Kampala. Prevalence of malaria in rural Uganda is on the increase, a new report has revealed, suggesting that more aggressive methods of controlling the disease are urgently needed.
According to a two-year surveillance report published in the online American Journal of Tropical Medicine and Hygiene, increasing cases of malaria have been registered upcountry despite provision of bed nets and treatment.
The study, led by a team of international scientists, enrolled 755 children from six months to 10 years from 300 homes randomly selected from three areas of Uganda from August 2011 to September 2013. The families were provided with bed nets and had access to 24-hour free medical care.
The study discovered that over the course of the study, health workers handled more than 2,500 cases of malaria.
“While the incidence of infection decreased slightly in the relatively low-transmission peri-urban Walukuba, Jinja Town during the study’s 24 months, it increased in two rural areas,” reads the report in part. “Episodes of malaria per person per year rose from an average of 0.97 to 1.93 in the moderate-transmission area of Kihihi, Kanungu District, and rose from an average of 2.33 to 3.30 in Nagongera, Tororo District, a high-transmission area,” the study adds.
According to the study, Uganda will need to scale up campaigns to distribute insecticide-treated nets and spray homes with insecticide, while also considering new interventions such as using malaria drugs for controlling mosquito larvae.

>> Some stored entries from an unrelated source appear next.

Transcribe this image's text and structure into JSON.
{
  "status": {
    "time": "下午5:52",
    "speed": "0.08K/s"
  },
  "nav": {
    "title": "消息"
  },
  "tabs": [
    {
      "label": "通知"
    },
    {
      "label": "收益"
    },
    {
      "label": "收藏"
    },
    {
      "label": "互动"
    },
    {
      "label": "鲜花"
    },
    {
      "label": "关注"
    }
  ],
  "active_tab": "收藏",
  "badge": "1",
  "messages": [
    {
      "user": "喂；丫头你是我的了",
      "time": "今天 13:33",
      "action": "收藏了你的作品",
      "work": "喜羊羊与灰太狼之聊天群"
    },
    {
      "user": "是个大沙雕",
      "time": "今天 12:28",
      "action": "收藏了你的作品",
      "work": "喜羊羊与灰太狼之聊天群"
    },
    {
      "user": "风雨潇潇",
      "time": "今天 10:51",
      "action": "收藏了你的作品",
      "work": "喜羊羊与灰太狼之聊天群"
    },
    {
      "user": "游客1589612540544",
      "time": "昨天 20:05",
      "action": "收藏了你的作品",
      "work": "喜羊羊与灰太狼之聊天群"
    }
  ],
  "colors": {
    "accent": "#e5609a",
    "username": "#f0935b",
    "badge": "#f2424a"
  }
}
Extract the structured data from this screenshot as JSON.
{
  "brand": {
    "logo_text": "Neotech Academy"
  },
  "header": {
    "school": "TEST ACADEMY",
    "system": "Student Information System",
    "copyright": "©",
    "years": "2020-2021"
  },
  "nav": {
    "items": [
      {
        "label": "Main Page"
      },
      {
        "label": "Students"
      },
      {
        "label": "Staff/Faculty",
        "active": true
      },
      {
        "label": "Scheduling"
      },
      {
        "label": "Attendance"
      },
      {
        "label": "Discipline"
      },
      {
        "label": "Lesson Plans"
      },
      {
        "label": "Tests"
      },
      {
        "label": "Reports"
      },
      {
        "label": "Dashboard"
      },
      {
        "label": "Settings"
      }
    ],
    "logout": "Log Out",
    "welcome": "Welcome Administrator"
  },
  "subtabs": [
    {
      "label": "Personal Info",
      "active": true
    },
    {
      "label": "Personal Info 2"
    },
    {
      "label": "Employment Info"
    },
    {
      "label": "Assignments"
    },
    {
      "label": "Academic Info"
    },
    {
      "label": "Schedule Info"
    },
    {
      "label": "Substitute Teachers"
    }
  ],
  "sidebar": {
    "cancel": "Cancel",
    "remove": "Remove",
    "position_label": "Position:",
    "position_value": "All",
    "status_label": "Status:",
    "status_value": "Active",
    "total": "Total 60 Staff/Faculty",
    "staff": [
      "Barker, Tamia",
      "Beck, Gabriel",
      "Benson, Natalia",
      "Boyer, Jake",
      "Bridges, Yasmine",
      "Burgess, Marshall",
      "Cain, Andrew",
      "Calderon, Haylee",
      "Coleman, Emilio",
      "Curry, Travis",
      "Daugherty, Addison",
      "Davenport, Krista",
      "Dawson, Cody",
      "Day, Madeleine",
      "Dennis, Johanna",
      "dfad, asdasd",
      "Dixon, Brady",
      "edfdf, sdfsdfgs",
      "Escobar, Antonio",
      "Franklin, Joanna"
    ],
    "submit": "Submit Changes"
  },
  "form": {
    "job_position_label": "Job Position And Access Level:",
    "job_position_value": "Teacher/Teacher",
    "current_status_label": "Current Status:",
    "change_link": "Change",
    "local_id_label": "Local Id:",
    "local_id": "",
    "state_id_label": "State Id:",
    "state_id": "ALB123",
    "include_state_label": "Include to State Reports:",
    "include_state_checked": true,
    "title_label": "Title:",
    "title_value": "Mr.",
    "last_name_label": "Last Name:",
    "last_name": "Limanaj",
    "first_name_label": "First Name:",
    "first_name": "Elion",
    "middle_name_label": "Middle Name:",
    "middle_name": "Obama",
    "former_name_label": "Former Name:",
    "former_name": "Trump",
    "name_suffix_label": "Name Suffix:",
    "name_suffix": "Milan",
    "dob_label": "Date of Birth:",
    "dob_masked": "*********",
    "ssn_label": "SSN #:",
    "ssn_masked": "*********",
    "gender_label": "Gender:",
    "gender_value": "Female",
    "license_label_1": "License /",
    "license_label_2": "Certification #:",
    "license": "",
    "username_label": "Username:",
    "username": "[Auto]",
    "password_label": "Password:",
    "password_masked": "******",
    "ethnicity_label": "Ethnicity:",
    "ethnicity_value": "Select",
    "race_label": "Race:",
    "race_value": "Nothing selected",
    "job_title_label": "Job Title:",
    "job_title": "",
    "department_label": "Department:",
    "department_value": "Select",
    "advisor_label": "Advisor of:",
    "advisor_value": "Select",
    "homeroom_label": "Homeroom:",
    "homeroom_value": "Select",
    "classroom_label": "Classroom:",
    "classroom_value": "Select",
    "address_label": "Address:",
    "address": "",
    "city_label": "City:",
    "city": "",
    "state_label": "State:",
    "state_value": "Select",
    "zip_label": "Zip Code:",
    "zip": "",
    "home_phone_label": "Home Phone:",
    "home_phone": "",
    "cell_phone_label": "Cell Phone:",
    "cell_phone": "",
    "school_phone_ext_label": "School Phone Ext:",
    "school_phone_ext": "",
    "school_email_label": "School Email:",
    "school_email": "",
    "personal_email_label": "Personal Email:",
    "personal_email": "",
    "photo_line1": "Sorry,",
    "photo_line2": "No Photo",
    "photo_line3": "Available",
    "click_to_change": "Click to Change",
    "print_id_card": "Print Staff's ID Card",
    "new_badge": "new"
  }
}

“Our findings suggest that current efforts at controlling malaria may not be as effective as previously believed in high-transmission areas where the disease is the biggest threat,” said Grant Dorsey, a member of the team and professor of infectious diseases at the University of California.
When contacted, the Ministry of Health spokesperson, Ms Rukia Nakamate, referred the matter to the manager in charge of National Malaria Control Programme, Dr Peter Okui, who could not answer our calls to his mobile phone.
According to the World Health Organisation, at least 584,000 people, mostly children in sub-Saharan Africa, were estimated to have died of malaria in 2013.